Nenad Zečević

Personal information
- Full name: Nenad Zečević
- Date of birth: 7 March 1978 (age 48)
- Place of birth: Novi Sad, SFR Yugoslavia
- Height: 1.84 m (6 ft 0 in)
- Position: Left midfielder

Senior career*
- Years: Team / Apps / (Gls)
- 1996–1998: Kabel Novi Sad / 32 / (2)
- 1998–1999: Vojvodina / 8 / (0)
- 1999–2001: Hajduk Kula / 35 / (0)
- 2001–2002: Veternik / 24 / (1)
- 2002–2003: Rudar Ugljevik / 21 / (1)
- 2003–2004: FK Sarajevo
- 2004–2005: Čelik Zenica / 25 / (3)
- 2005: Radnik Bijeljina / 13 / (3)
- 2006: Leotar / 14 / (6)
- 2006–2007: Widzew Łódź / 8 / (0)
- 2007–2010: Leotar / 48 / (13)
- 2011: Drina Zvornik / 2 / (0)
- 2011: Leotar / 14 / (1)
- 2012–2013: Sloga Temerin / 9 / (3)
- 2019: Sloga Temerin
- 2019–2020: Šajkaš 1908 Kovilj
- 2021: Fruškogorac Sr. Kamenica

= Nenad Zečević =

Serbian footballer

Nenad Zečević (Ненад Зeчeвић; born 7 March 1978) is a Serbian retired footballer.
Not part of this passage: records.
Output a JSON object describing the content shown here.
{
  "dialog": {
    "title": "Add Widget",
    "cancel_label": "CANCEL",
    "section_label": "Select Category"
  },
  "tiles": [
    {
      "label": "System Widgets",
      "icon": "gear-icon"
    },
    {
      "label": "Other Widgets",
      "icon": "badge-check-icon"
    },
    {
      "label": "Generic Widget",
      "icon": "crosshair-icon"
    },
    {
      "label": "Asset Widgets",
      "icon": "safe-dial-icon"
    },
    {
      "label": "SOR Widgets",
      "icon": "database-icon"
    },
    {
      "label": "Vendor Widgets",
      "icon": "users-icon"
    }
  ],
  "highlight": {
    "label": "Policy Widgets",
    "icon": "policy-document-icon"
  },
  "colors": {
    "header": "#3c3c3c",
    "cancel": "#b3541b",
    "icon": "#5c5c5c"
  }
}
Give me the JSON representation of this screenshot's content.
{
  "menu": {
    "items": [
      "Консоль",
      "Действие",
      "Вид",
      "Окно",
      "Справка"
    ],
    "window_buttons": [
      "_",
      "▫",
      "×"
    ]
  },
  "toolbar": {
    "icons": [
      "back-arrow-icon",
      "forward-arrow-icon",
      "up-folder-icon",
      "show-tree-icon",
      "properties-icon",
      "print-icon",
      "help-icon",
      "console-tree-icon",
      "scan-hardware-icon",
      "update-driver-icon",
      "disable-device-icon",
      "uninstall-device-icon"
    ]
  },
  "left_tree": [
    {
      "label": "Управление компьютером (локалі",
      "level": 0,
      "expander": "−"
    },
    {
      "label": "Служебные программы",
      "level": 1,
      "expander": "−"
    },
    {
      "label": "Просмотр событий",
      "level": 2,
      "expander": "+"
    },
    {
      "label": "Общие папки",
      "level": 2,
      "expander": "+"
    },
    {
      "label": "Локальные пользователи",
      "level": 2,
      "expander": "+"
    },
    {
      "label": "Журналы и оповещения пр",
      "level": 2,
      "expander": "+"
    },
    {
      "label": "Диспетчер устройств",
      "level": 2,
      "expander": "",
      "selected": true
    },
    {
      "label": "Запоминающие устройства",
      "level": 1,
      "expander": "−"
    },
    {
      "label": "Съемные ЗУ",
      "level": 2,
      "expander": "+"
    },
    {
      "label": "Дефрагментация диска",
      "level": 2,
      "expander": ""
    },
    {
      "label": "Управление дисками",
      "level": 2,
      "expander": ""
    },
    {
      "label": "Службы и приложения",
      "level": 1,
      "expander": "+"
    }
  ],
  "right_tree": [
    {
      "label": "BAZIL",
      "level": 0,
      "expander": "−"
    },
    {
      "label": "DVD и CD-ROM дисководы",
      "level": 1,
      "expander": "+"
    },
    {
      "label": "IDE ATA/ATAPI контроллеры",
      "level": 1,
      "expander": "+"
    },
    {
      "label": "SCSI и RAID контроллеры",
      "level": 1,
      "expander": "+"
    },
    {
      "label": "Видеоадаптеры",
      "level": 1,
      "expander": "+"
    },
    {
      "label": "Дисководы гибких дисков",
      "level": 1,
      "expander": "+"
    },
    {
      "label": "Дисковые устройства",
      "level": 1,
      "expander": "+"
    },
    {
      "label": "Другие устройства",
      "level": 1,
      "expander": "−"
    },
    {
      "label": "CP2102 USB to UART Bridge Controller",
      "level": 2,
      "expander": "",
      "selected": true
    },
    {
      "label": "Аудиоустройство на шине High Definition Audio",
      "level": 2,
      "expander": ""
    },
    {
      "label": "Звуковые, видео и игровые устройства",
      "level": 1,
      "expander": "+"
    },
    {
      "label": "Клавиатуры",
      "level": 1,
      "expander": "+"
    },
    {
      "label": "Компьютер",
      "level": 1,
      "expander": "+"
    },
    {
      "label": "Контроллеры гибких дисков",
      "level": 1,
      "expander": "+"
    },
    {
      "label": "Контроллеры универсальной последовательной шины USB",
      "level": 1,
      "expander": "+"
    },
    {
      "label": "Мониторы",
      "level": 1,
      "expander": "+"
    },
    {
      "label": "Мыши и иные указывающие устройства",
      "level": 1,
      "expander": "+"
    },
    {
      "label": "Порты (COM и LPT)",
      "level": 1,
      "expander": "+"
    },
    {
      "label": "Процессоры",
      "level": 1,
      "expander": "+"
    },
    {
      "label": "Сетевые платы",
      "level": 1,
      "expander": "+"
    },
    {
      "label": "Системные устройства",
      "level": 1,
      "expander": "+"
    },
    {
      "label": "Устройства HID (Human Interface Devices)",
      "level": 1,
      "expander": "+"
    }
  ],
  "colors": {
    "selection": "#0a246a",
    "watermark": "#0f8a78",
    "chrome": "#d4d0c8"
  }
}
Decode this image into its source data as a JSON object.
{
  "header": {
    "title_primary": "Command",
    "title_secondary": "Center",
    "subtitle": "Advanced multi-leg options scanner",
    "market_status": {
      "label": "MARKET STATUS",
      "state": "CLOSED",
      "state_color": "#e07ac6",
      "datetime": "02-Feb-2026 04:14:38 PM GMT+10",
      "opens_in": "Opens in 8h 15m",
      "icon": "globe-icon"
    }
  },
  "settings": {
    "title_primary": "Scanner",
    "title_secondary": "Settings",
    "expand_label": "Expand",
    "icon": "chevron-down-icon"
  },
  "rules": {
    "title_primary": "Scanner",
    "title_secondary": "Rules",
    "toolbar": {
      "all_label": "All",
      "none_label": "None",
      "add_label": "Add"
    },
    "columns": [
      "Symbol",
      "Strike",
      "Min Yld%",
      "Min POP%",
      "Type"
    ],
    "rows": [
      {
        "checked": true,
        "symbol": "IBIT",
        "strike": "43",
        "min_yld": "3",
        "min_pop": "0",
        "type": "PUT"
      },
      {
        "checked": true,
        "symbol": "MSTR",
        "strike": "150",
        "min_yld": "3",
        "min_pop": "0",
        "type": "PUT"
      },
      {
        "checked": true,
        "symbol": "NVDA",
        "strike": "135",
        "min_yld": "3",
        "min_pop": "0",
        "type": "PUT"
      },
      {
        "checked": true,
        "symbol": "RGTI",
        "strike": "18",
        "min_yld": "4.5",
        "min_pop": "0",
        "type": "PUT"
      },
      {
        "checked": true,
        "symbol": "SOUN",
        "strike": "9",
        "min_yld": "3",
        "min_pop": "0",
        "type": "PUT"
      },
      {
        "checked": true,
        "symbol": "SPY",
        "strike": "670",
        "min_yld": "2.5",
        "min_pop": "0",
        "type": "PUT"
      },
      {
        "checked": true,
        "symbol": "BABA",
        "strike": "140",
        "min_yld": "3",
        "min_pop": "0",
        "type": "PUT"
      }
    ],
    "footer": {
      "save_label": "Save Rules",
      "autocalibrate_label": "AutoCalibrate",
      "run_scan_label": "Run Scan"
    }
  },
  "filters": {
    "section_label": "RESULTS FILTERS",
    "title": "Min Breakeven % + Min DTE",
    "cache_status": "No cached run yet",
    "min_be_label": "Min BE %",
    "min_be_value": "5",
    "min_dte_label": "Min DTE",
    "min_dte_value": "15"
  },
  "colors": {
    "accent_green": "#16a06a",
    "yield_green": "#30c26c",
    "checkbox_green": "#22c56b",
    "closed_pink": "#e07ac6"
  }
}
Born in Novi Sad, SR Serbia, he had played with local club FK Kabel before playing with FK Vojvodina and FK Hajduk Kula in the First League of FR Yugoslavia between 1998 and 2001. He would have a spell with FK Veternik in the Second League of FR Yugoslavia before moving to Bosnia in 2002 where he played for almost a decade in the Premier League of Bosnia and Herzegovina with FK Rudar Ugljevik, FK Sarajevo, NK Čelik Zenica, FK Radnik Bijeljina, FK Leotar and FK Drina Zvornik. The exception was the season 2006–07 when he played with Polish side Widzew Łódź in the Ekstraklasa. During the winter break of the 2011–12 season, after having spent exactly a decade abroad, he returned to Serbia and joined third level side FK Sloga Temerin, playing in the Serbian League Vojvodina.